Now mix in the use of blockchain technology, a continuously growing list of records, called blocks, which are linked and secured using cryptography, the basis for most modern cryptocurrencies. Adding these technologies to IoT and you start to see exciting opportunities emerge. Imagine that each of the billions of devices connected to the Internet could someday include a digital wallet. These wallets could act as a simple accounting of the output of the device, or a method to generate and store value as well as a way to gain access to other forms of value, be it data, bandwidth, energy etc.

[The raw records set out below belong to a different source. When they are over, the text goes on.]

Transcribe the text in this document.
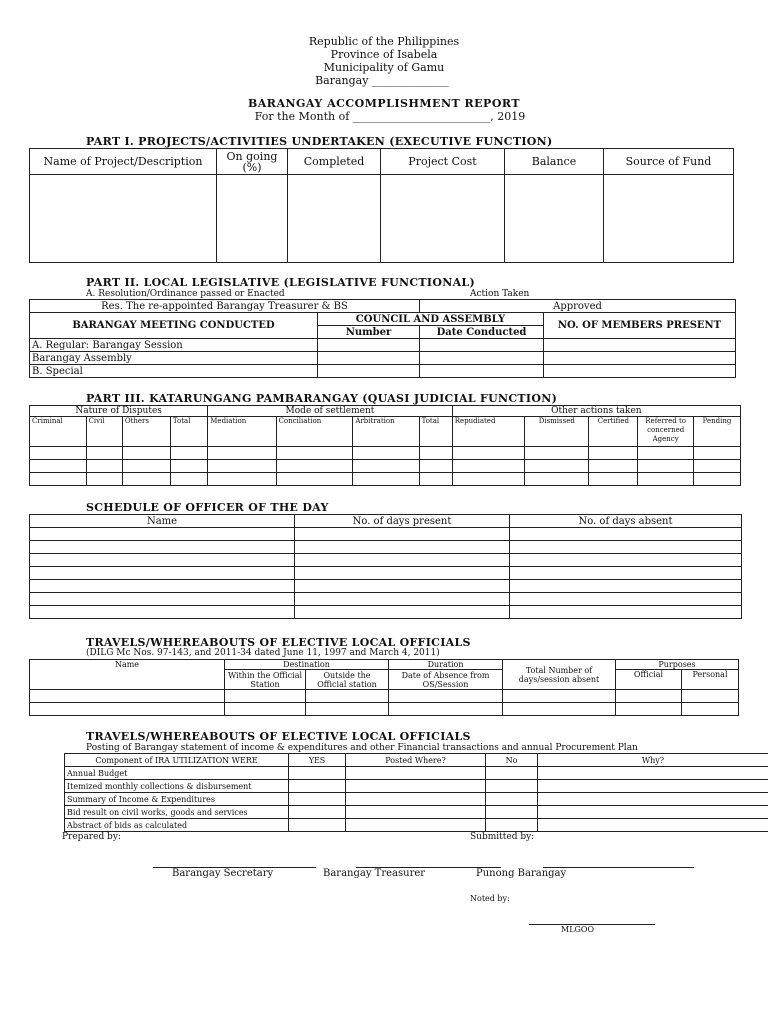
Republic of the Philippines
Province of Isabela
Municipality of Gamu
Barangay ______________
BARANGAY ACCOMPLISHMENT REPORT
For the Month of _________________________, 2019
PART I. PROJECTS/ACTIVITIES UNDERTAKEN (EXECUTIVE FUNCTION)
Name of Project/Description	On going (%)	Completed	Project Cost	Balance	Source of Fund

PART II. LOCAL LEGISLATIVE (LEGISLATIVE FUNCTIONAL)
A. Resolution/Ordinance passed or Enacted	Action Taken
Res. The re-appointed Barangay Treasurer & BS		Approved	
BARANGAY MEETING CONDUCTED	COUNCIL AND ASSEMBLY		NO. OF MEMBERS PRESENT
	Number	Date Conducted	
A. Regular: Barangay Session			
Barangay Assembly			
B. Special			
PART III. KATARUNGANG PAMBARANGAY (QUASI JUDICIAL FUNCTION)
Nature of Disputes				Mode of settlement				Other actions taken				
Criminal	Civil	Others	Total	Mediation	Conciliation	Arbitration	Total	Repudiated	Dismissed	Certified	Referred to concerned Agency	Pending

SCHEDULE OF OFFICER OF THE DAY
Name	No. of days present	No. of days absent

TRAVELS/WHEREABOUTS OF ELECTIVE LOCAL OFFICIALS
(DILG Mc Nos. 97-143, and 2011-34 dated June 11, 1997 and March 4, 2011)
Name	Destination		Duration	Total Number of days/session absent	Purposes	
	Within the Official Station	Outside the Official station	Date of Absence from OS/Session		Official	Personal

TRAVELS/WHEREABOUTS OF ELECTIVE LOCAL OFFICIALS
Posting of Barangay statement of income & expenditures and other Financial transactions and annual Procurement Plan
Component of IRA UTILIZATION WERE	YES	Posted Where?	No	Why?
Annual Budget				
Itemized monthly collections & disbursement				
Summary of Income & Expenditures				
Bid result on civil works, goods and services				
Abstract of bids as calculated				
Prepared by:	Submitted by:
Barangay Secretary	Barangay Treasurer	Punong Barangay
Noted by:
MLGOO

Now Imagine for a moment a wind turbine. A fairly straightforward use case, basically it creates cheap power from wind. Now imagine you included the ability to use part of that power to mine cryptocurrency. For those unfamiliar with how crypto mining works, essentially mining acts as a book keeping services to the crypto network such as Bitcoin or Ethereum. Mining is inherently 24/7 computer accounting called ‘verifying transactions’. Miners get paid a small reward for providing accounting services and receive fractions of coins every couple of days. The most prominent drawback is most of these mining algorithms are extraordinarily complicated and require vast amounts of energy to execute, which is expensive. So the majority of crypto mining happens in places where electricity is cheap such as China. Wind or solar power lowers the cost of energy to point mining “might” become profitable to installing cryptocurrency system alongside makes sense.

The profitability of mining isn’t the point; the ability to generate value is the point. At certain times of the day, electricity might be more profitable than mining crypto-currency, at other locations or times it might be the opposite. This value is tracked in the form of KWH or other units of measuring the output of wind turbine, but it could also be more easily tracked and traded using cryptocurrencies or tokens in the case of Ethereum. Ethereum, in particular, provides a kind of abstraction alongside the currency itself that facilities this well. These tokens are built on something called Smart Contracts.

The innovation in Ethereum compared to that of Bitcoin is how it improved upon bitcoin’s more restrictive contract language (a scripting language of a hundred or so scripts) and replaced it with a language that allows developers to write their programs. This innovation has opened to the world of new opportunities to not only transact, but for internet connected things to interact from a financial/economic point of view.

Ethereum allows developers to program their smart contracts, or ‘autonomous agents’, as the ethereum white paper, calls them. The language is ‘Turing-complete’, meaning it supports a broader set of computational instructions.

These Smart contracts can:

  • Function as ‘multi-signature’ accounts, so that funds are spent only when a required percentage of people agree
  • Manage agreements between users, say, if one buys insurance from the other.
  • Provide utility to other contracts (similar to how a software library works)
  • Store information about an application, such as domain registration information or access records, etc.

I imagine a future where utilization is measured directly in correlation to consumption. Taking a shower and automatically subtracts the corresponding amount of water you use, cooking dinner the stove has wallet the blockchain tracks usage in real time.

As we head into 2018, when you think about the power of cryptocurrency, stop thinking about how cryptocurrency enriches people and start thinking about how it enriches the things around you.